Die Europäische Gesellschaft für Katholische Theologie würdigt in Trauer und tiefer Hochachtung das theologische Lebenswerk des am 31. Dezember 2022 verstorbenen Papstes Benedikt XVI. Er wird weltweit gewürdigt als der Theologe im Papstamt, der zweite Deutsche nach Papst Hadrian VI. (1522-1523). Mit seinem Namen knüpft er an Papst Benedikt XV. an, den „Friedenspapst“ in Zeiten des 1. Weltkriegs, aber auch an den Ordensgründer Benedikt von Nursia und mit ihm an die christlichen Wurzeln der westlichen Zivilisation. Dieser Weg in das Zentrum christlichen Glaubens und das Ringen um die einheitsstiftende Kraft des Glaubens waren Josef Ratzingers tiefstes Anliegen – als Professor, Bischof, Präfekt der Glaubenskongregation und als Papst. Das zeigen seine bedeutendste Enzyklika „Deus Caritas est“ und die dreibändige Christologie, die er noch als Papst zu Ende geführt hat. Sein theologischer Ansatz, an den Kirchenvätern, vor allem Augustinus, und der scholastischen Theologie franziskanischer Prägung geschult und auf die sich in der westlichen Tradition ausgestaltende Vermittlung von Glauben und Vernunft fokussiert, prägte über Jahrzehnte das Lehramt, bereits in seiner Zeit als Präfekt der Glaubenskongregation an der Seite von Johannes Paul II., dann als Papst. Als Konzilstheologe konnte er als Berater von Kardinal Josef Frings auf dem 2. Vatikanischen Konzil Akzente für ein an der Heiligen Schrift orientiertes Offenbarungsverständnis setzen, und er gehörte zu den Theologen, die ein neuscholastisches Denken aufbrachen und Kirche und Theologie mit dem Konzil auf eine neue Spur in die Moderne setzten. In den Debatten um diese „Moderne“ in den Jahrzehnten nach dem Konzil wurde er immer mehr zum Mahner vor „Relativismus“ und „Verweltlichung“, und er wurde zum „Hüter des Glaubens“. Die lehramtlichen Positionierungen des Präfekten der Glaubenskongregation und dann des Papstes sind angesichts der vielfältigen theologischen Dispute, die sie vor allem auf den Feldern ökumenischer, interreligiöser und interkultureller Theologie ausgelöst haben, ein Zeichen für die notwendige neue Verortung des Lehramts in den lebendigen und spannungsreichen Dynamiken der Weltkirche. In diesem Sinn ist mit dem Tod von Benedikt XVI. die Ära eines westlich geprägten Papsttums zu Ende gegangen.
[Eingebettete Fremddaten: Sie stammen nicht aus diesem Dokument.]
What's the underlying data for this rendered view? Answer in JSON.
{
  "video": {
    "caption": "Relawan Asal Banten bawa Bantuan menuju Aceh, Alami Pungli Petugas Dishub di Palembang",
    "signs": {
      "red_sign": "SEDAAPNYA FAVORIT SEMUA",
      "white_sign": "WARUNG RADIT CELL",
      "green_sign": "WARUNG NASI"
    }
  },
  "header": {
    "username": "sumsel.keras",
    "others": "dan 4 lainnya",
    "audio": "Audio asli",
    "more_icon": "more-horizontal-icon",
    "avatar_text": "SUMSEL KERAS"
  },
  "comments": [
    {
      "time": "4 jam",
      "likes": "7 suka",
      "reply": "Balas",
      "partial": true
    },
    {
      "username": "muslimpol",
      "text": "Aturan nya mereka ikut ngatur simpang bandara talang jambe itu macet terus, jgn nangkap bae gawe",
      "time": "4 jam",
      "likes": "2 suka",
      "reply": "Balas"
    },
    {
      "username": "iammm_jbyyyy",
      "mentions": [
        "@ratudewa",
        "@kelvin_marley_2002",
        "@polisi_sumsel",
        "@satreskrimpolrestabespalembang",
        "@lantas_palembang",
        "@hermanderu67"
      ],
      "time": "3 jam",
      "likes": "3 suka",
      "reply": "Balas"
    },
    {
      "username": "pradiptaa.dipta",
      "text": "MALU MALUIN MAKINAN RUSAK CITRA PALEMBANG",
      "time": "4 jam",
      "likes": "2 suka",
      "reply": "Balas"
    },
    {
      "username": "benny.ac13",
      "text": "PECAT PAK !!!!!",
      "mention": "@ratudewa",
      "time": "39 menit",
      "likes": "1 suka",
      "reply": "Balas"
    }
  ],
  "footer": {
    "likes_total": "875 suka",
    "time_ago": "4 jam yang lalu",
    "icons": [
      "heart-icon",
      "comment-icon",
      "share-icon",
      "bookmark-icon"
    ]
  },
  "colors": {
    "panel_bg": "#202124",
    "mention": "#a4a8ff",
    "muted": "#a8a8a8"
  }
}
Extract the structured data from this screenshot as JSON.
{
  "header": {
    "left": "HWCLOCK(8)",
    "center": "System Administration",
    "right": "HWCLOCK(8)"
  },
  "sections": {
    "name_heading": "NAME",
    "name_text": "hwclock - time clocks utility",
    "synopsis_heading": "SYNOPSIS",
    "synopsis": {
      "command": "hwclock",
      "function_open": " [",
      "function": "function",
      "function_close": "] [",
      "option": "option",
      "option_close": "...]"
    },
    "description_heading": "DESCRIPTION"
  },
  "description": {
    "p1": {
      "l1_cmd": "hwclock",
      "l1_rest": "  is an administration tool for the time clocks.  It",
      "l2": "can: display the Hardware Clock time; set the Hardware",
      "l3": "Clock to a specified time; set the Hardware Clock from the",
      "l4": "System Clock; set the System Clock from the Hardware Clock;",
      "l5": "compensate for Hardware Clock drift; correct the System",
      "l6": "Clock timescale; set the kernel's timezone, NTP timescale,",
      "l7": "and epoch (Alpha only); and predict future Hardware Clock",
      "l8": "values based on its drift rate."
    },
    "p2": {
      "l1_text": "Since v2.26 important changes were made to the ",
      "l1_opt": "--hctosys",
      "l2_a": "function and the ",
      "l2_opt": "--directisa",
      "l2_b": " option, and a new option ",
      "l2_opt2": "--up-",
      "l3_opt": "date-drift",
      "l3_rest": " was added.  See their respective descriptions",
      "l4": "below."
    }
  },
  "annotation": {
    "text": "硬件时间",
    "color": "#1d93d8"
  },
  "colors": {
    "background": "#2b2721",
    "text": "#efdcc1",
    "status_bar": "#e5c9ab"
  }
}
Josef Ratzinger / Benedikt XVI. bleibt dabei für die Theologie besonders in Europa ein Vorbild im Ringen um die spirituellen Ressourcen in den Debatten um die Werte in einem offenen und sich in der Welt neu zu positionierenden Europa.
02.01.2023
Prof. Dr. Margit Eckholt
Josef Ratzinger / Benedikt XVI. bleibt dabei für die Theologie besonders in Europa ein Vorbild im Ringen um die spirituellen Ressourcen in den Debatten um die Werte in einem offenen und sich in der Welt neu zu positionierenden Europa.